Infine, questo brano ci mostra l'ultima e peggiore forma che il peccato può assumere, nelle parole "proibirci di dire ai pagani che dovrebbero essere salvati". Nulla è così completamente empio, così totalmente diverso da Dio e opposto a Lui, come quello spirito che serba agli altri le cose buone che apprezza per sé. Quando la nazione giudaica si mise incessantemente a proibire l'estensione del Vangelo ai Gentili, quando dalle sinagoghe si sparse la voce che questo Paolo rinnegato, che chiamava i pagani a diventare il popolo di Dio, sarebbe stato ostacolato da frode o violenza: la pazienza di Dio era esaurita.

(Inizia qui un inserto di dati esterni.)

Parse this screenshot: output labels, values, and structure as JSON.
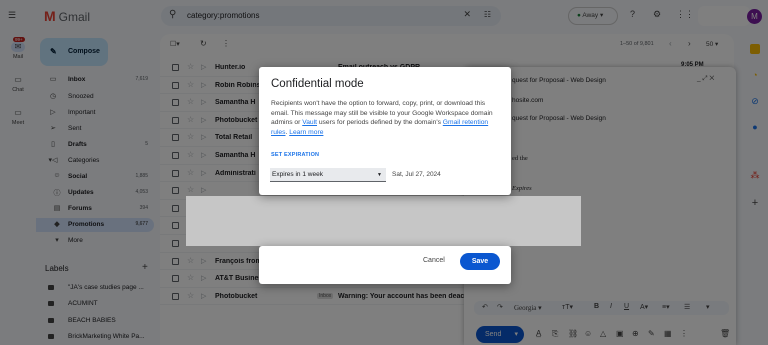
{
  "app": {
    "name": "Gmail",
    "unread_badge": "99+"
  },
  "rail": [
    {
      "label": "Mail",
      "icon": "mail-icon"
    },
    {
      "label": "Chat",
      "icon": "chat-icon"
    },
    {
      "label": "Meet",
      "icon": "meet-icon"
    }
  ],
  "search": {
    "value": "category:promotions"
  },
  "header": {
    "status": "Away",
    "avatar": "M"
  },
  "sidebar": {
    "compose": "Compose",
    "items": [
      {
        "label": "Inbox",
        "count": "7,619",
        "icon": "inbox-icon"
      },
      {
        "label": "Snoozed",
        "count": "",
        "icon": "clock-icon"
      },
      {
        "label": "Important",
        "count": "",
        "icon": "important-icon"
      },
      {
        "label": "Sent",
        "count": "",
        "icon": "send-icon"
      },
      {
        "label": "Drafts",
        "count": "5",
        "icon": "draft-icon"
      },
      {
        "label": "Categories",
        "count": "",
        "icon": "label-icon"
      },
      {
        "label": "Social",
        "count": "1,885",
        "icon": "people-icon"
      },
      {
        "label": "Updates",
        "count": "4,053",
        "icon": "info-icon"
      },
      {
        "label": "Forums",
        "count": "394",
        "icon": "forum-icon"
      },
      {
        "label": "Promotions",
        "count": "9,677",
        "icon": "tag-icon"
      },
      {
        "label": "More",
        "count": "",
        "icon": "chevron-down-icon"
      }
    ],
    "labels_heading": "Labels",
    "labels": [
      "\"JA's case studies page ...",
      "ACUMINT",
      "BEACH BABIES",
      "BrickMarketing White Pa..."
    ]
  },
  "toolbar": {
    "pagination": "1–50 of 9,801",
    "zoom": "50"
  },
  "emails": [
    {
      "sender": "Hunter.io",
      "tag": "",
      "subject": "Email outreach vs GDPR"
    },
    {
      "sender": "Robin Robins",
      "tag": "",
      "subject": ""
    },
    {
      "sender": "Samantha H",
      "tag": "",
      "subject": ""
    },
    {
      "sender": "Photobucket",
      "tag": "",
      "subject": ""
    },
    {
      "sender": "Total Retail",
      "tag": "",
      "subject": ""
    },
    {
      "sender": "Samantha H",
      "tag": "",
      "subject": ""
    },
    {
      "sender": "Administrati",
      "tag": "",
      "subject": ""
    },
    {
      "sender": "",
      "tag": "",
      "subject": ""
    },
    {
      "sender": "",
      "tag": "",
      "subject": ""
    },
    {
      "sender": "Felix from H",
      "tag": "",
      "subject": ""
    },
    {
      "sender": "Photobucket",
      "tag": "",
      "subject": ""
    },
    {
      "sender": "François from Hunter",
      "tag": "Inbox",
      "subject": "We have another Chrome extension -"
    },
    {
      "sender": "AT&T Business",
      "tag": "Inbox",
      "subject": "Learn how to get the Samsung Galaxy"
    },
    {
      "sender": "Photobucket",
      "tag": "Inbox",
      "subject": "Warning: Your account has been deac"
    }
  ],
  "compose_window": {
    "time": "9:05 PM",
    "subject_lines": [
      "quest for Proposal - Web Design",
      "hosite.com",
      "quest for Proposal - Web Design",
      "ed the",
      "Expires"
    ],
    "font": "Georgia",
    "send": "Send"
  },
  "dialog": {
    "title": "Confidential mode",
    "body_before": "Recipients won't have the option to forward, copy, print, or download this email. This message may still be visible to your Google Workspace domain admins or ",
    "link_vault": "Vault",
    "body_middle": " users for periods defined by the domain's ",
    "link_retention": "Gmail retention rules",
    "body_after": ". ",
    "link_learn": "Learn more",
    "set_expiration": "SET EXPIRATION",
    "expires_option": "Expires in 1 week",
    "expire_date": "Sat, Jul 27, 2024",
    "cancel": "Cancel",
    "save": "Save"
  },
  "colors": {
    "accent": "#0b57d0",
    "link": "#1a73e8",
    "active_nav": "#d3e3fd",
    "compose": "#c2e7ff"
  }
}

Tale orgoglio egoistico era la negazione stessa del Suo amore; il non plus ultra del male. Eppure niente è più facile e naturale che per gli uomini che hanno occupato una posizione di privilegio assecondare questo temperamento. Una nazione imperiale, che si vanta della sua libertà, serba tale libertà agli altri; sembra perdere la coscienza stessa di essere libero, a meno che non ci sia un popolo soggetto su cui possa tiranneggiare.

In molti rapporti di minore importanza, politici e sociali, abbiamo motivo di fare questa riflessione. Non pensare che ciò che è bene per te sia altro che bene per il tuo prossimo. Se sei un uomo migliore perché hai una casa confortevole, tempo libero, istruzione, interesse per gli affari pubblici, un posto nella chiesa, lo sarebbe anche lui. Soprattutto, se il vangelo di Cristo è per te la perla al di sopra di ogni prezzo, bada a come lo rancore a qualsiasi anima umana.

Questa non è una cautela inutile. La critica ai metodi missionari, che può essere abbastanza legittima, è interrotta troppo spesso dal suggerimento che questa o quella razza non sono adatte al Vangelo. Nessuno che sappia cos'è il vangelo farà mai un simile suggerimento; ma tutti l'abbiamo sentita fare, e vediamo da questo passaggio che cosa significa. È il segno di un cuore profondamente estraneo a Dio e ignaro della Regola d'Oro che incarna sia il Vangelo che la legge.

Cerchiamo piuttosto di imitare il grande uomo che per primo entrò nello spirito di Cristo e scoprì il segreto della sua vita e della sua morte, -il mistero della redenzione, -che i pagani fossero eredi con l'antico popolo di Dio, e del stesso corpo e partecipi delle stesse promesse. "Qualunque cosa vorreste che gli uomini vi facessero, fatela anche a loro".